Gabrielle Girardeau : Comprendre le traitement des émotions pendant le sommeil

Gabrielle Girardeau décrypte les mécanismes neuronaux qui permettent au cerveau de consolider la mémoire émotionnelle pendant le sommeil. Grâce à l’obtention d’un financement Atip-Avenir, la jeune chercheuse analyse in vivo les interactions entre deux zones du cerveau, l’hippocampe et l’amygdale, respectivement engagées dans les processus de mémoire spatiale et épisodique et dans le réseau de traitement des émotions. A terme, ses recherches pourraient permettre de mieux comprendre le fonctionnement normal et pathologique de cette gestion nocturne des émotions et le développement de l’anxiété.

Un parcours homogène et brillant en neurosciences et une grande ténacité à percer les rouages de la mémoire. Voilà les atouts qui ont permis à Gabrielle Girardeau d’être recrutée par l’Inserm et d’obtenir un financement Atip-Avenir. Avec 180 000 euros et la possibilité de recruter un chercheur postdoctorant pendant 2 ans, la chercheuse a pu installer sa propre équipe de recherche au sein de l’Institut du Fer à Moulin (IFM) à Paris, en octobre 2018. « Mon équipe étudie l’activité neuronale qui conditionne pendant le sommeil le renforcement normal ou pathologique de la mémoire émotionnelle », expose-t-elle. « Nous cherchons plus précisément à caractériser le rôle d’un dialogue entre deux zones du cerveau, l’hippocampe, nécessaire à la mémoire épisodique et spatiale, et l’amygdale, l’un des piliers du réseau de gestion des émotions ». Pour cela, elle conduit des expériences chez le rat, notamment avec une technique pointue, la « boucle fermée » (closed-loop).

« Il s’agit d’une technique qui enregistre le signal émis par le cerveau grâce à des électrodes implantées chirurgicalement et qui, suite à la détection automatique d’un motif neural, déclenche une perturbation du réseau neuronal en temps réel », décrit-elle. La maîtrise de cette technique très demandeuse en compétences a été acquise pendant son doctorat, alors qu’elle étudiait le lien entre mémoire et hippocampe. Grâce à cette technologie, elle avait alors montré que les oscillations rapides détectées au niveau de l’hippocampe pendant le sommeil profond sont nécessaires à la mémoire spatiale et contextuelle. Un travail resté fondateur dans le domaine. 

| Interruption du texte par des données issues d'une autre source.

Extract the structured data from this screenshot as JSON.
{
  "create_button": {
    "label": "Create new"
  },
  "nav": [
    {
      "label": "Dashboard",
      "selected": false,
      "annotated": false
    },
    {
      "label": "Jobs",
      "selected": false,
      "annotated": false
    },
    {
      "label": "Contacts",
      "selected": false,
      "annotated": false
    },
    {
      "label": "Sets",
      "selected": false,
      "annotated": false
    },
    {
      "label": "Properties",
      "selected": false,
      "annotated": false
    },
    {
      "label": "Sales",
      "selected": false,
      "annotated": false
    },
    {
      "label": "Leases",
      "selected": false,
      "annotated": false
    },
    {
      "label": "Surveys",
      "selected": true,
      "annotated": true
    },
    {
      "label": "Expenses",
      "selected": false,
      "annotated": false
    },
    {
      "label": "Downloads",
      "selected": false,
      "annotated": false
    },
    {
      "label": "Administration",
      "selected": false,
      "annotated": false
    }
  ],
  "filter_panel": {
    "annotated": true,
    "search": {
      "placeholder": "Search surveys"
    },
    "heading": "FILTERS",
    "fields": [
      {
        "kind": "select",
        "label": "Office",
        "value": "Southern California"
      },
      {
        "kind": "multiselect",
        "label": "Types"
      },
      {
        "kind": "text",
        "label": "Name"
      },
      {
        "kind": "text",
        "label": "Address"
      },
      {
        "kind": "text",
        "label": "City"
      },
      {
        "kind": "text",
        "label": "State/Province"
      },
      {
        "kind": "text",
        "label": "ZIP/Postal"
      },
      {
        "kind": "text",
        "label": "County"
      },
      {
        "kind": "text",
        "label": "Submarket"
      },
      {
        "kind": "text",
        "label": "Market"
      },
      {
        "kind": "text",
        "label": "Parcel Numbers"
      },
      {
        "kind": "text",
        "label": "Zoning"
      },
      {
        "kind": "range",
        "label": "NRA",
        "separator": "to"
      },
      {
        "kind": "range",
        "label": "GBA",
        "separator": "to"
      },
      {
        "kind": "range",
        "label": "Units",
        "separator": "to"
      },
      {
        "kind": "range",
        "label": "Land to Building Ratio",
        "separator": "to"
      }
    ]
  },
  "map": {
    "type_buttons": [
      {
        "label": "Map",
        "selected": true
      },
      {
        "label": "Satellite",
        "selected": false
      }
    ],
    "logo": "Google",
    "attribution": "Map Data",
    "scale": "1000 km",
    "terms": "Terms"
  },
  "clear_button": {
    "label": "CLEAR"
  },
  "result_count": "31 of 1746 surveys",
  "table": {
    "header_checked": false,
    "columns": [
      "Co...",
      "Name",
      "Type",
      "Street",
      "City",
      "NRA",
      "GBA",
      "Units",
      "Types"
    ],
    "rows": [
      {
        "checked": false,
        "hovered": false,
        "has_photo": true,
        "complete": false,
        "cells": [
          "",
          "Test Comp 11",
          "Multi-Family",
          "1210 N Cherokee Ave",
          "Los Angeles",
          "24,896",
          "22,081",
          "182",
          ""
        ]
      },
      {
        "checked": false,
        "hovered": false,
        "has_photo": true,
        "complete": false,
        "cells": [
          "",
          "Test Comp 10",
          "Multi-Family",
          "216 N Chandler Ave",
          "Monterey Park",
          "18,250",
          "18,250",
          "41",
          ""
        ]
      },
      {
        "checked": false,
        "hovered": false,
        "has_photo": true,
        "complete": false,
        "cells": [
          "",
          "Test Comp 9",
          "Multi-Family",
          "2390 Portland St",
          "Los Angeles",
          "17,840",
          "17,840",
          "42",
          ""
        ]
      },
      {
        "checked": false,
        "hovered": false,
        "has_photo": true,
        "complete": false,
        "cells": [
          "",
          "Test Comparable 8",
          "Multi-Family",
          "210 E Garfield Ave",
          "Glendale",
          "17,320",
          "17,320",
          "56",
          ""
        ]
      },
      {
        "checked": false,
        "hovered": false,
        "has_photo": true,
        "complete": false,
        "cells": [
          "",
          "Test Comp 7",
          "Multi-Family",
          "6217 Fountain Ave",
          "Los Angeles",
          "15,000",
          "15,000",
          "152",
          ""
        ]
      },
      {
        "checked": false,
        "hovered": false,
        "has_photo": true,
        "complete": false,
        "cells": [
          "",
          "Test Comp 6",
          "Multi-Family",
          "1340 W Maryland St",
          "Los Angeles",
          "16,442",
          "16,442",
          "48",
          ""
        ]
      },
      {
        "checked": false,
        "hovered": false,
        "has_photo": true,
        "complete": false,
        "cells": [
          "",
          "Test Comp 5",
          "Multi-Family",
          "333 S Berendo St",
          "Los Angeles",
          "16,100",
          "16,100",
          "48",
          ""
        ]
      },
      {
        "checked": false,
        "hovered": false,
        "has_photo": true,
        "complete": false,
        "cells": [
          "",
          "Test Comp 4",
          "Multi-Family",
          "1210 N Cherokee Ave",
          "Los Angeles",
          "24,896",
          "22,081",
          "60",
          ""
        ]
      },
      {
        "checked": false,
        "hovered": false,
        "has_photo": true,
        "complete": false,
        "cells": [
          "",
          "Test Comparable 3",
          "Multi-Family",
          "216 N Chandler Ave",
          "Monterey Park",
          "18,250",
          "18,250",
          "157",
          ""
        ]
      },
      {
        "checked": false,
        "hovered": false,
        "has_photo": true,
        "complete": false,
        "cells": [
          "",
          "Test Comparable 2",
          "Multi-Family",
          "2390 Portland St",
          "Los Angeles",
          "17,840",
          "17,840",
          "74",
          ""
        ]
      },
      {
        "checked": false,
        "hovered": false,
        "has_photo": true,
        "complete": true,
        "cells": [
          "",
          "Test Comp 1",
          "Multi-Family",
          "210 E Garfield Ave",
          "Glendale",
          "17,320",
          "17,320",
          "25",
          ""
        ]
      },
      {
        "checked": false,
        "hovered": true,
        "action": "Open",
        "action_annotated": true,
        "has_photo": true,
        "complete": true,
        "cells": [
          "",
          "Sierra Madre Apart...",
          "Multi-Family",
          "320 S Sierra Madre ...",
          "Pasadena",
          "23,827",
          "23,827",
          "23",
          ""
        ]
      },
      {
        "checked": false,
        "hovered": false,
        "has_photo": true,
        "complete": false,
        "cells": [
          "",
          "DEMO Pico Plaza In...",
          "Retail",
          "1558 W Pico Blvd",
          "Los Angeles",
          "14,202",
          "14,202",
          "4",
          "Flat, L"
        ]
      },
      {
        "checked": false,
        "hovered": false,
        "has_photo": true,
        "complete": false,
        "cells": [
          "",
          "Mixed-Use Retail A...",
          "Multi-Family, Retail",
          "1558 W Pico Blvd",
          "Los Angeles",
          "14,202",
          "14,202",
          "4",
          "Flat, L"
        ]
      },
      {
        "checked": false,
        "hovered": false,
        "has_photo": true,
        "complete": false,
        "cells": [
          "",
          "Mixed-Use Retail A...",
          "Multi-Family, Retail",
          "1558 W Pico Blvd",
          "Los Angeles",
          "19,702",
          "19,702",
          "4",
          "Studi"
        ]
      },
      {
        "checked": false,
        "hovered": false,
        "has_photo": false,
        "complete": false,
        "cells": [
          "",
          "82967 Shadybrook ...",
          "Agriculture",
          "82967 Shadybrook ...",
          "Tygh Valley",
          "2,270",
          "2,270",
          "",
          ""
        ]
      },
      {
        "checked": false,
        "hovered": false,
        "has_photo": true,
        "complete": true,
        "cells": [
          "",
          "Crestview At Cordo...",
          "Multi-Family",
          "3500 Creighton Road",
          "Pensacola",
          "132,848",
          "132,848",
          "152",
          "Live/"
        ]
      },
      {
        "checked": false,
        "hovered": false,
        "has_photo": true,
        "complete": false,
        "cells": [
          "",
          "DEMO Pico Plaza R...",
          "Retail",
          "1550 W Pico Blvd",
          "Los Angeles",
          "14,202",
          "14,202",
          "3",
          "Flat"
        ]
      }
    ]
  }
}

Manipuler l’amygdale pendant différentes phases du sommeil

L’idée de son projet de recherche actuel lui est venue dès le début de son post-doctorat. « La littérature postule qu’il existe un lien entre le sommeil, notamment paradoxal, et l’aspect émotionnel de la mémoire, mais nous avons encore très peu de données physiologiques et mécanistiques sur le sujet », explique la chercheuse. Au cours d’une expérience postdoctorale à l’Université de New York, Gabrielle Girardeau a acquis des compétences de programmation (Matlab) et d’analyse de données de populations de neurones enregistrés pendant des phases d’éveil et de sommeil, créant un important ensemble de données en accès libre, « un type de données de plus en plus valorisé ». Elle a aussi commencé à explorer les liens entre hippocampe et amygdale. « J’ai montré que ce dialogue entre les deux structures existe. Le premier axe du projet pour lequel j’ai reçu le financement Atip-Avenir vise à passer de la corrélation à l’intervention : grâce au système de boucle fermée, nous allons pouvoir voir l’effet de la manipulation de l’amygdale pendant les oscillations de l’hippocampe en sommeil profond ou pendant le sommeil paradoxal, sur l’apprentissage ou la mémoire émotionnelle ».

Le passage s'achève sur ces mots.